Chris passed away about a week afterwards. It was on a Friday we had off from school.
The day had started nicely. My brothers, my sister, and I had all woken up bright and early. We
were excited because we were supposed to be going to visit Chris later that day. While we were
busy still getting up and about, my grandma got a phone call. She went to her room to answer it
and emerged with tears streaming down her face. She insisted everything was fine but told us to
begin packing our bags quickly because we were leaving earlier than expected. We all listened
and did as we were told but at the back of our minds nagged the undeniable question. Was Chris
okay?
After packing everyone’s suitcase, we left the house on our journey to the hospital. On
our way there, I was being a normal teenager and checking my Facebook page. I saw a few
separate posts claiming Chris had died and heaven had gained an angel. I began to panic. Why
were people saying these things? Why would anyone say these lies? I asked my grandma what
Essay 735
these posts were about but after showing her, she brushed it off as misinformation. I wanted to
believe her but the doubt still nagged at the back of my mind. I messaged one of my good friends
who had created a post about it himself. I asked him where he had gotten this information and he
claimed he had gotten it from so and so’s post. I followed the chain down the gossip ladder until
I arrived at the original post. Although no names were used, I knew the post was about Chris. I
began crying. After a little bit longer, we had reached our destination.

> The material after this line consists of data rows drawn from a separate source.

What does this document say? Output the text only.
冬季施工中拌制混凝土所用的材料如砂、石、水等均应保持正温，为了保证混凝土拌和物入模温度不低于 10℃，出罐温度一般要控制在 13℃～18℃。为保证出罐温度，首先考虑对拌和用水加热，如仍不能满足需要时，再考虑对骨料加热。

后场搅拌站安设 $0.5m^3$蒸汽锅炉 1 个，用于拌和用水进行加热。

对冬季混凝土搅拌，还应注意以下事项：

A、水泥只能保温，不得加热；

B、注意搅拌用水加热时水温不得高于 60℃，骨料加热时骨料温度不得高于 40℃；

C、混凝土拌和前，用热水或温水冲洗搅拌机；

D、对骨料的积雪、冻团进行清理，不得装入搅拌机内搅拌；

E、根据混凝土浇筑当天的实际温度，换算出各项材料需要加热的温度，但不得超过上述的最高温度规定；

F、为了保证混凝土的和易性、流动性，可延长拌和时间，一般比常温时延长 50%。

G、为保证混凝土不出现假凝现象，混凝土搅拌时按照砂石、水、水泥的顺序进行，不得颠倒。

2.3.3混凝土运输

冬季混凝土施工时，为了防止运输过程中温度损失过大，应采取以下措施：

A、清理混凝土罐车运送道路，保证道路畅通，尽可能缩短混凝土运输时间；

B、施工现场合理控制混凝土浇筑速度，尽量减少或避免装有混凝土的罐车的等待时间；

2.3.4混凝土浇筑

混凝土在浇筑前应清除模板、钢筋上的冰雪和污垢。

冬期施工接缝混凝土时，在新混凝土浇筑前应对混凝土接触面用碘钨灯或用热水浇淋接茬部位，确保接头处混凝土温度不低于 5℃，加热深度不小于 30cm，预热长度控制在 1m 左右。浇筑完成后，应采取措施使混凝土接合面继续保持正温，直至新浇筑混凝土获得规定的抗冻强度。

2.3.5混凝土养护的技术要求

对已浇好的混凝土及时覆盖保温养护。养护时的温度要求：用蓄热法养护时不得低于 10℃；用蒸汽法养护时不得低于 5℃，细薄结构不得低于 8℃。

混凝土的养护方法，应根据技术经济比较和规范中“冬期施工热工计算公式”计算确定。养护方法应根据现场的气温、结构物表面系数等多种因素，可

As we walked into the hospital, we were greeted by both of our parents. This only
seemed to confirm my fear, for my parents would never leave my brother upstairs alone. We
quietly loaded into the elevator and made our way up to the fourth floor. We started off towards
his room yet my parents pulled us into the room next to his. As they told us the news, I broke
down. I was a puddle of tears by the time they finished their sentence. I’m glad I can say the next
part wasn’t a blur. I distinctly remember going to Chris’ room to see him. He only looked as if he
were asleep. Although many people would think this a traumatic sight, it was closure for me.
As much as I miss him, I still smile when I think of the Narwhal Song. As I think of this,
I begin to remember how kind, sweet, and joyful Chris always was. I remember to be kind. To
make someone smile. To say thank you. To put others before myself. Chris may not have gotten
many years on Earth, but he touched many lives in the sixteen years he was here. I only hope
people see me as I saw him. As someone to look up to. As someone they can come to. As
someone who shows everyone compassion. As someone they can count on to always be there.
Chris may not have fit the typical definition of superhero, but he definitely fit mine.